“In the 22 years that we’ve been around, this smartphone right here has more processing power and memory than most computers back then,” says Yasuo Ogawa, Owner of Cowabunga Computers.

Ogawa started Cowabunga Computers back in 2001 but he wanted to start it under a different name.

“Originally it was supposed to be Banzai Computers. Sadly, because Ben Affleck made a movie called Pearl Harbor that came out that year, everyone thought it had too much of a racist tone for Banzai. During the course of the business plan, I just needed a filler, so I said Cowabunga! Then I thought of Checkers and Pogo, with their very unique cars. Maybe if we put cow patches on our cars, people would wave at us like Checkers and Pogo. That’s how we started,” says Ogawa.

His business has evolved into one of the State’s biggest managed service providers.

“I’m very blessed, our office is very committed to understanding my priority is to be a caregiver, and 99 percent of the time they never bother me,” says Ogawa.

Ogawa cares for his mother, who speaks Japanese, and also receives help from his brother and sister.

“I don’t have children, so this is a crash course in learning how to be patient with someone while encouraging them to make their day better. Being that we’re both kids, it’s incredibly hard. There’s no manual for this but I’ve been blessed with an incredible support staff,” says Ogawa.

They both have traveled the world together making memories. Here at home, he keeps her busy by taking her to doctor appointments and to her favorite restaurants.

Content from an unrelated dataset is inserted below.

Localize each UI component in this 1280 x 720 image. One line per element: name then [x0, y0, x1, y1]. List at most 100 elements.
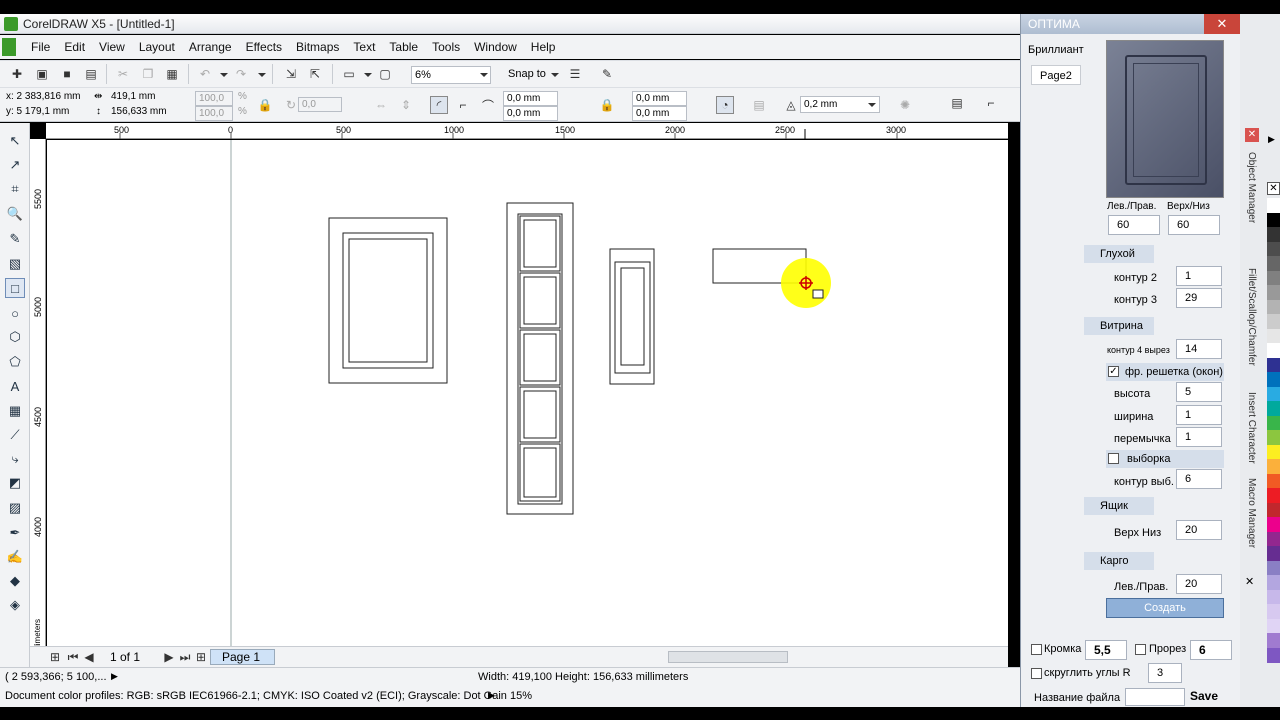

“Mom’s favorite food dish no question is sushi and it’s an expensive habit. We do two to three nights in a row of sushi sometimes it’s just a good excuse to get her outside and change their environments,” says Ogawa.

Ogawa says it’s important to have a good support system and to remember why you’re doing this.

“During a recent trip to Las Vegas I was tired and walking. At the end of the day, I was pushing mom up on a carpeted incline in the casino and clearly frustrated.  A strange lady came up to me and put her hand on my shoulder and she said, enjoy the moment because it doesn’t last forever. After a pause, there was a tear in her eye, and she said I would give anything for five more minutes with my mom. That made me tear and really brought me back down to earth. Ever since then, I do get frustrated at her, but I look at her and we joke and laugh. It’s a really important moment to remember why you’re doing this,” says Ogawa.